The question was asked before branding, “Peg, do you think I can pull the rope?”
He had pulled the rope at the sweep pen for years. He knew the answer before he asked, but he asked anyway.
I said, “Dad, I know you can’t pull it for all the cows, but for a few you will do great. You get out here and we will give it a go.”
We were down to the wire on the cows. To be exact, there were three left and still no dad. I finally saw him driving slowly down the hill.
As he approached, our crew came to a standstill. He drove his car through the calving lot, parked and with great difficulty got out. He made his way to the rope, not an easy task at 93. Tears were streaming down his face as well as mine.
He pulled that old rope, and in those cows came, calm as could be one at a time.

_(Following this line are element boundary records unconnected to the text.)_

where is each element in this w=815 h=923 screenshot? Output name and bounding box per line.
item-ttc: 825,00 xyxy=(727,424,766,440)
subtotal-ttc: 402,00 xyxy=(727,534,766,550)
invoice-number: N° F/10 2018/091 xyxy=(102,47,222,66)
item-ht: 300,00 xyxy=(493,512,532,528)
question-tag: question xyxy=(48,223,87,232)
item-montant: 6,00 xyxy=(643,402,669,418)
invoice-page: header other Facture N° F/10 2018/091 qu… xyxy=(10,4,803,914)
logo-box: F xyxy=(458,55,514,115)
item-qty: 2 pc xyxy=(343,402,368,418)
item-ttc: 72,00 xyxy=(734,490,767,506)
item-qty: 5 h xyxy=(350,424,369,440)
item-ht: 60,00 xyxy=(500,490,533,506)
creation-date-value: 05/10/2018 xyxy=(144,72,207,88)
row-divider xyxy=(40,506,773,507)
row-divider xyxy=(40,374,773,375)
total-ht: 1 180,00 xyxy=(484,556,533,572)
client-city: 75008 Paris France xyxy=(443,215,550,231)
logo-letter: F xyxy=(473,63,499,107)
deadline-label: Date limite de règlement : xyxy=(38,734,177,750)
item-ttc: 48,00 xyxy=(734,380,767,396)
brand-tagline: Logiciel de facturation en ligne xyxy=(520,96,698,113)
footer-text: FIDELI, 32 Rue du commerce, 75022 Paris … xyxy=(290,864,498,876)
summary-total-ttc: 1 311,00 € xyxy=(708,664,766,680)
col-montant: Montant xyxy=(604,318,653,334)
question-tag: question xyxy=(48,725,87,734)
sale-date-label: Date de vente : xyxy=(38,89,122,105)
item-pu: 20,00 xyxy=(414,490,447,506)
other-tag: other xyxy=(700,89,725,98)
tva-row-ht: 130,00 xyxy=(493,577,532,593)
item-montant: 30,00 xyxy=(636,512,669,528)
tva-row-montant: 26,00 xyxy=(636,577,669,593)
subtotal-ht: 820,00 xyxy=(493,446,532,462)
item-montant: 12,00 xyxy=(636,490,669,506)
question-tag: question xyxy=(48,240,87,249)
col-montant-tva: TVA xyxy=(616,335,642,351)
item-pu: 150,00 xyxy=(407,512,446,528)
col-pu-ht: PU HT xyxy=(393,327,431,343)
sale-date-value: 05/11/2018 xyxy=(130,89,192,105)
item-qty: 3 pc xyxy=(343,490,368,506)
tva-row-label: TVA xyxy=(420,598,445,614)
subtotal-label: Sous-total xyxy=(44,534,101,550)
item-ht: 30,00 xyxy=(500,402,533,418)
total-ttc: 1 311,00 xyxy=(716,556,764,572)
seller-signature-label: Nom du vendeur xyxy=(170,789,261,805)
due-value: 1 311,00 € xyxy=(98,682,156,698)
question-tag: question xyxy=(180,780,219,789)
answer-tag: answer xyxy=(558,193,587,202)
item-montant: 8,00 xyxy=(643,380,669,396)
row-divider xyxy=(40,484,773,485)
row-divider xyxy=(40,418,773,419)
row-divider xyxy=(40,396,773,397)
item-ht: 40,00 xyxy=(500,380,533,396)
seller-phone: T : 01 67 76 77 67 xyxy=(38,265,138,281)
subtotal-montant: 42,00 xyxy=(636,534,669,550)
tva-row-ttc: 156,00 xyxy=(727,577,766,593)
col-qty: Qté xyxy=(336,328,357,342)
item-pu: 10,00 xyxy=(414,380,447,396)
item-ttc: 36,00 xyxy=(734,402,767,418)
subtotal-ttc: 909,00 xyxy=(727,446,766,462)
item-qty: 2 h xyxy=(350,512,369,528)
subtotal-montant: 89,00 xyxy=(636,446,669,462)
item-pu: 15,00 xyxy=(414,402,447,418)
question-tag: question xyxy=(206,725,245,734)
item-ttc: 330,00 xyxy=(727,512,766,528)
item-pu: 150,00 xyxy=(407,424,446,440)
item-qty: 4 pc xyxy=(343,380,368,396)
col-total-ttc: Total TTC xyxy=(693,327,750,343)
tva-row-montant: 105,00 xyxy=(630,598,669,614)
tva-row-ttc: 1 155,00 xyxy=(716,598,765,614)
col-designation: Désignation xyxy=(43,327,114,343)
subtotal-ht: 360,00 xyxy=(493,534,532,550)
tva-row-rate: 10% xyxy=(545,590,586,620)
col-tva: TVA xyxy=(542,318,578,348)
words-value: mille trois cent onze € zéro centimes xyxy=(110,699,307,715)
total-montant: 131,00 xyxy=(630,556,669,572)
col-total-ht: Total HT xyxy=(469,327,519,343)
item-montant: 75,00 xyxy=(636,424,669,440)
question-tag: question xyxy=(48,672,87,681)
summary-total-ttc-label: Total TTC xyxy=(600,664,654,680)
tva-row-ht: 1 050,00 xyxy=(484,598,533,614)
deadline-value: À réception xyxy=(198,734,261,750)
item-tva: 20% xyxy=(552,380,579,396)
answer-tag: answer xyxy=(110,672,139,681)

Dad’s tears weren’t tears of sadness for what he was no longer able to do, but tears of thankfulness that he was able to pull the rope for three cows. His last remark as he left the corral, “There, I worked, now I can eat!”
My dad loved to work and to feel productive, and that day, those three cows were just what he needed.
It was the last time my dad would pull the rope. At the age of 95 my dad changed his address from earth to heaven, a day he had longed for. He was such a diamond in my life. My dad passed on his love of birds and all critters. He made sure we knew God came first. He was known for being patriotic to the core, as a WWII B26 pilot, he fought for you and for me. He loved Jesus, my mother, his family, his country, his friends, and he loved to work.
The lessons he taught me are ones that will never be forgotten. I, an imperfect kid, who had an imperfect, perfect-for-me dad, am grateful. Grateful for the time I had and for the diamonds that glow as bright as the day he shared them.
Missed you this Father’s Day, dad.
Proverbs 23:22: “Listen to your father, who gave you life and do not despise your mother when she is old.”